Knockdown of TbCK1.2 was induced with tetracycline (1 μg/mL for 24 h), and the distance between mature basal body pairs was measured. Antibody against TbRP2 (YL1/2) was used to identify basal bodies. ImageJ was used to measure inter-basal body distances (distance between two YL1/2+ mBBs) in TbCK1.2 RNAi cells cultured in the absence (-Tet) or presence of tetracycline (+Tet). A Mann-Whitney U test was used to determine whether differences in inter-basal body distances in control and TbCK1.2 RNAi cells were statistically significant; p values are noted on the graph. Data presented is an aggregate from six biological replicates (n = 302 (-Tet 1K1N), 183 (+Tet 1K1N), 96 (+Tet 1K2N), 111 (-Tet 2K1N), 61 (+Tet 2K1N), 88 (-Tet 2K2N), 51 (+Tet 2K2N)). Descriptive statistics are provided beneath the corresponding data on each graph.
Fig 6.
Intracellular location of TbCK1.2: Identification of candidate TbCK1.2-pathway proteins.

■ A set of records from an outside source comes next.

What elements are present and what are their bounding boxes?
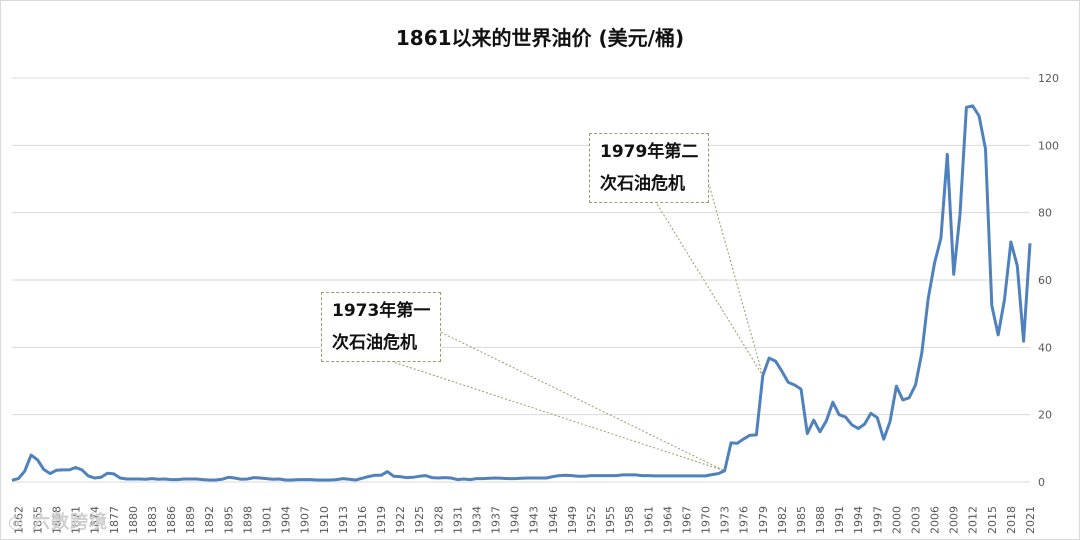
y-tick-label: 100 <box>1038 139 1059 152</box>
x-tick-label: 1862 <box>12 506 25 534</box>
x-tick-label: 1979 <box>757 506 770 534</box>
x-tick-label: 2009 <box>948 506 961 534</box>
x-tick-label: 2000 <box>890 506 903 534</box>
x-tick-label: 1877 <box>108 506 121 534</box>
x-tick-label: 1943 <box>528 506 541 534</box>
x-tick-label: 1931 <box>451 506 464 534</box>
x-tick-label: 1874 <box>89 506 102 534</box>
x-tick-label: 1937 <box>490 506 503 534</box>
x-tick-label: 1871 <box>70 506 83 534</box>
x-tick-label: 1964 <box>661 506 674 534</box>
leader-line <box>437 330 725 472</box>
x-tick-label: 1886 <box>165 506 178 534</box>
x-tick-label: 2003 <box>909 506 922 534</box>
x-tick-label: 1961 <box>642 506 655 534</box>
x-tick-label: 1949 <box>566 506 579 534</box>
x-axis-ticks: 1862 1865 1868 1871 1874 1877 1880 1883 1886 1889… <box>12 506 1037 534</box>
x-tick-label: 1868 <box>51 506 64 534</box>
x-tick-label: 1946 <box>547 506 560 534</box>
y-tick-label: 0 <box>1038 476 1045 489</box>
x-tick-label: 2018 <box>1005 506 1018 534</box>
x-tick-label: 1967 <box>680 506 693 534</box>
x-tick-label: 1934 <box>470 506 483 534</box>
x-tick-label: 1973 <box>719 506 732 534</box>
x-tick-label: 1976 <box>738 506 751 534</box>
x-tick-label: 2012 <box>967 506 980 534</box>
callout-leader-lines <box>387 171 764 472</box>
y-tick-label: 80 <box>1038 207 1052 220</box>
callout-1979-oil-crisis: 1979年第二 次石油危机 <box>589 133 710 203</box>
x-tick-label: 1892 <box>203 506 216 534</box>
leader-line <box>654 200 764 376</box>
oil-price-line <box>11 104 1032 482</box>
x-tick-label: 1952 <box>585 506 598 534</box>
x-tick-label: 1958 <box>623 506 636 534</box>
chart-title: 1861以来的世界油价 (美元/桶) <box>395 26 685 50</box>
x-tick-label: 1895 <box>222 506 235 534</box>
y-tick-label: 120 <box>1038 72 1059 85</box>
x-tick-label: 1940 <box>509 506 522 534</box>
x-tick-label: 1880 <box>127 506 140 534</box>
leader-line <box>387 359 725 472</box>
x-tick-label: 1994 <box>852 506 865 534</box>
x-tick-label: 1925 <box>413 506 426 534</box>
x-tick-label: 1991 <box>833 506 846 534</box>
x-tick-label: 1898 <box>241 506 254 534</box>
x-tick-label: 1904 <box>280 506 293 534</box>
x-tick-label: 1982 <box>776 506 789 534</box>
watermark-logo: ◎ 六数跨境 <box>8 512 108 533</box>
x-tick-label: 1970 <box>700 506 713 534</box>
y-axis-ticks: 0 20 40 60 80 100 120 <box>1038 72 1059 489</box>
x-tick-label: 1985 <box>795 506 808 534</box>
x-tick-label: 1955 <box>604 506 617 534</box>
x-tick-label: 1889 <box>184 506 197 534</box>
x-tick-label: 1919 <box>375 506 388 534</box>
x-tick-label: 1988 <box>814 506 827 534</box>
leader-line <box>704 171 764 376</box>
x-tick-label: 1916 <box>356 506 369 534</box>
x-tick-label: 1913 <box>337 506 350 534</box>
y-tick-label: 40 <box>1038 341 1052 354</box>
x-tick-label: 1928 <box>432 506 445 534</box>
x-tick-label: 2006 <box>929 506 942 534</box>
gridlines <box>12 77 1030 483</box>
y-tick-label: 20 <box>1038 409 1052 422</box>
x-tick-label: 1883 <box>146 506 159 534</box>
x-tick-label: 1865 <box>31 506 44 534</box>
x-tick-label: 1910 <box>318 506 331 534</box>
x-tick-label: 2021 <box>1024 506 1037 534</box>
x-tick-label: 2015 <box>986 506 999 534</box>
x-tick-label: 1901 <box>261 506 274 534</box>
x-tick-label: 1997 <box>871 506 884 534</box>
x-tick-label: 1907 <box>299 506 312 534</box>
callout-1973-oil-crisis: 1973年第一 次石油危机 <box>321 292 442 362</box>
y-tick-label: 60 <box>1038 274 1052 287</box>
x-tick-label: 1922 <box>394 506 407 534</box>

(A) Trypanosomes expressing TbCK1.2 tagged at its N-terminus with V5 epitope were fixed with methanol and probed with anti-V5 antibody. Anti-centrin antibody 20H5 was used to stain basal bodies and bilobes, and DAPI was used to stain DNA. Control images show a V5-TbCK1.2 tagged line without addition of primary antibodies. Arrowheads indicate flagellum (F), basal bodies (BB), bilobes (BL), nuclei, (N), and kinetoplasts (K). Scale bar = 5 μm. (B) Following knockdown (24 h) of TbCK1.2, SILAC phosphoproteomics was used to identify candidate TbCK1.2-pathway proteins. The abundance ratio (H/L) of identified phosphopeptides is plotted as a function of their posterior error probability (PEP) value. Only peptides with a PEP score of 5 x 10−2 (5% chance of error), or lower, are presented. Grey area represents phosphopeptides with a 2-fold or greater increase in abundance. Blue shading indicates phosphopeptides that decreased in abundance 2-fold or greater.
Fig 7.
Kinetoplast division factor hypothesis.
In G1, trypanosomes have one basal body and a single kinetoplast. During S-phase, kDNA synthesis occurs and the probasal body migrates away from the mature basal body (Step 1 and 2). After separating by a distance >895 nm, the probasal body completes maturation (step 3) producing 1K1N trypanosomes with 2 mature basal bodies that are found near opposite ends of a kinetoplast containing uncleaved double-length kDNA [23]. We propose that presence of two basal bodies each at a pole of kinetoplast “licences” kDNA division. Subsequently, kinetoplast division factors (KDFs) are recruited close to, or into, the mitochondrion (Step 4). KDFs may recruit or activate a “kDNA cleavage/scission complex” to divide the kinetoplast (Step 5). In G2, separation of kinetoplasts is visible (Step 6), providing microscopic evidence of kDNA scission. Sorting of kinetoplasts into daughter trypanosomes occurs at cytokinesis (Step 7). Depiction of a “kDNA cleavage/scission complex” is hypothetical. Knockdown of TbCK1.2, or other KDFs, prevents scission of kDNA (see Fig 2). Molecular functions of other KDFs remain to be discovered. TAC-protein sub-complexes are projected to might mediate scission site selection and/or sorting of kinetoplasts (reviewed in [11]).